Llun could be derived from Luna. That makes sense. My favourite, though, is Woden's day. xD


https://www.duolingo.com/profile/deserttitan

'Llun' also means picture. 'Dydd Llun' means Monday.


https://www.duolingo.com/profile/Dovyuruk

I find that a tad bit odd, though. Though, as @AnUnicorn said, it could be derived from "luna" which in turn gives an idea that "pictures" are kind a secondary light. You know? Like the moon - visible due to artificial pigmentation. Maybe.


https://www.duolingo.com/profile/ElectricHare

It's just a homonym.

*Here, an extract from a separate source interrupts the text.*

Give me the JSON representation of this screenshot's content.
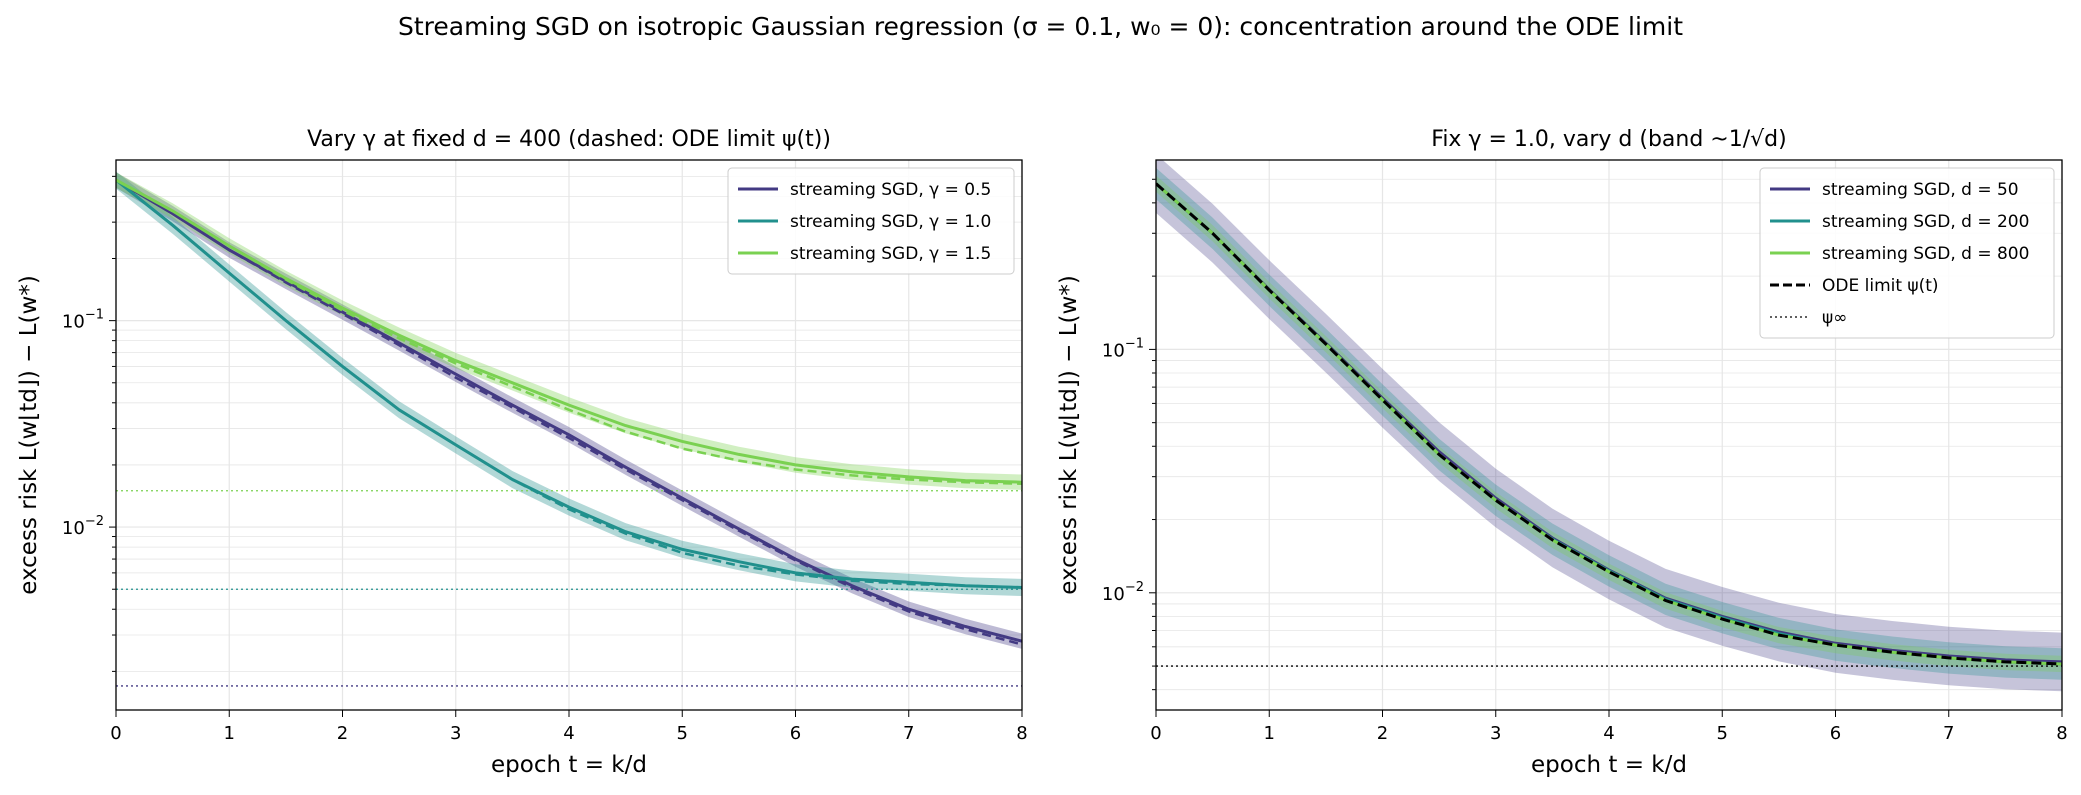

For example, in English, the word rock means stone or to sway. Not all words that have the same spelling but different meaning come from the same origin.


https://www.duolingo.com/profile/Dovyuruk

Ah. Yes, that makes sense. Thanks!


https://www.duolingo.com/profile/Erven.R

I knew the meaning of Mawrth because I read the book called The Martian!


https://www.duolingo.com/profile/Haniel1515

I think LL sounds like the ch in the word ICH in German...


https://www.duolingo.com/profile/ElectricHare

It's different. The CH sound in Welsh is the same as the German CH sound. LL on the other hand is like spitting through your teeth at the side of your mouth... posted a good link for pronunciation. Go to 3.23 minutes in on the video for LL :-)


https://www.duolingo.com/profile/balbhan

It seems some speakers do say it like the 'ch' in German 'ich' (although the Welsh 'ch' is never that way - only like in German 'bach'). At the same time, it's not considered 'proper', and the 'proper' way (as far as there is such a thing) is not that difficult to learn if you have good resources.

The linguist who manages this blog noticed the 'ich' pronunciation on a BBC webpage and asked the Welsh Commission (heavily staffed by native speakers) about it - apparently they saw nothing out of the ordinary about it.

Just scroll down to Thursday 26 June 2008 and Tuesday 17 June 2008 (don't worry, it's the archive for June 2008, so it's not that far down!): http://www.phon.ucl.ac.uk/home/wells/blog0806b.htm

I think Gwybodiadur has a good approach to ll (and to Welsh in general): http://gwybodiadur.co.uk/


https://www.duolingo.com/profile/deserttitan

To pronounce 'LL' put your tongue on the roof of your mouth. Now blow air out. Some regions have varying versions of this sound. Some almost sound like a 'KL' sound.


https://www.duolingo.com/profile/ak23468

does the double "dd" sound like "th" in English? I'm so confused


https://www.duolingo.com/profile/deserttitan

'This' and 'that' start with the 'dd' sound. 'Think' and 'thanks' are the 'th' sound.